While I'm in the neighborhood, The Times also has an article on the history of The Internet Movie Database, which is probably my favorite website.
Finally, Andy pointed me to yet another Times article on the need for a film that will give science or scientists that same type of appeal that the Godfather films gave crime and that The West Wing gave politics. I'd like to believe that film will be called An Inconvenient Truth. But what I really want to mention about the article is its passing mention of Carlos Molinero and Lola Salvador's The Mist in the Palm Trees, which recently played at Tribeca and has now spiralled to the top of my film wish list. Here's the Times' description:
Directed by Lola Salvador and Carlos Molinero, "Mist" is a presented as fictional documentary about a Spanish photographer and physicist, one Santiago Bergson.
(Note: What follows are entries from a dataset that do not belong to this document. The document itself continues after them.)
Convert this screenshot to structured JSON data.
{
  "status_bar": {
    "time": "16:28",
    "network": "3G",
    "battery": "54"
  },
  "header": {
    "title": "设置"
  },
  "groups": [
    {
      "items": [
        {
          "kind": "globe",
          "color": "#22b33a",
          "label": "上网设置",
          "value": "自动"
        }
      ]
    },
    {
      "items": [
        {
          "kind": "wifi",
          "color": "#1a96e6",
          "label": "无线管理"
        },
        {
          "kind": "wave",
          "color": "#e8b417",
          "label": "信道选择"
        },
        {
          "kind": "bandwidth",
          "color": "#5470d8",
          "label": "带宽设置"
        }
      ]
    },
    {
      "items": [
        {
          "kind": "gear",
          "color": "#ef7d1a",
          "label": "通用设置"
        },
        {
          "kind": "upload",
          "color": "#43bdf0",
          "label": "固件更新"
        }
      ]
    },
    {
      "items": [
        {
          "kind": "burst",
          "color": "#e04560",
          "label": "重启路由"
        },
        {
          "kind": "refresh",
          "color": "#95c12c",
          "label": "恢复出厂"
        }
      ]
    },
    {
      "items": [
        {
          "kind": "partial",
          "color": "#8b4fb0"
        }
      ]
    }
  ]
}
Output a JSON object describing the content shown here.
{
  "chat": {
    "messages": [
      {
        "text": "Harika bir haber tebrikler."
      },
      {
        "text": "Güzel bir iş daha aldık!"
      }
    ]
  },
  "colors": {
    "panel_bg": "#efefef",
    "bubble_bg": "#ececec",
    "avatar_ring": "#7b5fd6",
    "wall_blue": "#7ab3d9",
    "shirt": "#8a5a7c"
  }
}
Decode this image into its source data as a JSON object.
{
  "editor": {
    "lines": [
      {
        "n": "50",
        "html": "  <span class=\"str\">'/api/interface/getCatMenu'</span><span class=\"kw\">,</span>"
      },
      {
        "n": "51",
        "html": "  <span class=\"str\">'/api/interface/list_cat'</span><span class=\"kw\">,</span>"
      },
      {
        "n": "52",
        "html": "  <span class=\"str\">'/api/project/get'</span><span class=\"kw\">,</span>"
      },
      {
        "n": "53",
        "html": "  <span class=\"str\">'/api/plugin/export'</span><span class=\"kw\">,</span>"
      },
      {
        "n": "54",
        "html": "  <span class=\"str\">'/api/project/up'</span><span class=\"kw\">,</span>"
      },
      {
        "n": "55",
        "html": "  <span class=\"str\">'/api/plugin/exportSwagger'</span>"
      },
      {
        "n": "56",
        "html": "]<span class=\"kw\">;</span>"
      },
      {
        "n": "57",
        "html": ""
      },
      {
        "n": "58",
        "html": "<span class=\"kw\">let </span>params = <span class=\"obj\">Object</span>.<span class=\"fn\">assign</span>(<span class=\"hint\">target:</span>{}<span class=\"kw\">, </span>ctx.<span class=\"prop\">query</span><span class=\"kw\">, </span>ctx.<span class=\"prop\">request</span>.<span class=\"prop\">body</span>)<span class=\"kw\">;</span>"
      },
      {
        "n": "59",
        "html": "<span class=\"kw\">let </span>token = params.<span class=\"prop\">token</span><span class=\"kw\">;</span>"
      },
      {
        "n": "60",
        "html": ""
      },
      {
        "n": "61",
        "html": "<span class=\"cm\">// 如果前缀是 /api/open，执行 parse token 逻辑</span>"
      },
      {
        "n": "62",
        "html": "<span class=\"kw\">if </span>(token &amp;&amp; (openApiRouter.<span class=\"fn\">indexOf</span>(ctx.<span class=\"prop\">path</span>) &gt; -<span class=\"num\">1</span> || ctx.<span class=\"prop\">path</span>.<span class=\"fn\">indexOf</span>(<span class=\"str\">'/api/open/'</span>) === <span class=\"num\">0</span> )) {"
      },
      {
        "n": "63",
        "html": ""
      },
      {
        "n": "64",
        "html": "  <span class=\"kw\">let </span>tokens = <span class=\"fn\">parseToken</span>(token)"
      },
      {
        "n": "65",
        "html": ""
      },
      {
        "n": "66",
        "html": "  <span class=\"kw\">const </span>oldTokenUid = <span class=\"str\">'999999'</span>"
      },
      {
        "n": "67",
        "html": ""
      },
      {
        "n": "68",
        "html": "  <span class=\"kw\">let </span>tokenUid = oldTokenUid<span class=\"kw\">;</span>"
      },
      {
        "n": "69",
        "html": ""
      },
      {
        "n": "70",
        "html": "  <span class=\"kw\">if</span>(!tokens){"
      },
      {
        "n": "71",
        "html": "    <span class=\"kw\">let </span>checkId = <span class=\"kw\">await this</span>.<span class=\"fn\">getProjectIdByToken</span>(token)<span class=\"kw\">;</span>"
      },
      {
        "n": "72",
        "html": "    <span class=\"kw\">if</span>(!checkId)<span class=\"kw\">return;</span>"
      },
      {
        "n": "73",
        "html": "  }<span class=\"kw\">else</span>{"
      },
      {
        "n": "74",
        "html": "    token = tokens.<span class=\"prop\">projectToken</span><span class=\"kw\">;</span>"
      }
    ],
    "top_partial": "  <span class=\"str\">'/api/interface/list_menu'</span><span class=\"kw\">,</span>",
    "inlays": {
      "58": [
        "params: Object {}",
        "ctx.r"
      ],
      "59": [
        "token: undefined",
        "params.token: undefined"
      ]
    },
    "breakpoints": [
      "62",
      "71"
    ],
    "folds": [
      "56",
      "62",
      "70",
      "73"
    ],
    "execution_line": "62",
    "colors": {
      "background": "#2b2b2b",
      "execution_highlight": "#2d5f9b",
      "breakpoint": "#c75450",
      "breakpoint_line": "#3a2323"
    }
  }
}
In it, the dead Bergson muses on his atomized life and lack of memory as old photographs and grainy home film clips shuffle past, over and over again, arcing from his childhood in Asturia, in northern Spain, to the cataclysmic climax of the Manhattan Project. In one much-repeated grainy clip, a man in a suit leaps headfirst over a row of chairs on the lawn and lands in a somersault.I'll be fascinated to see how Salvador and Molinero convey the idea of a "quantum film," but as of right now, this sounds really cool.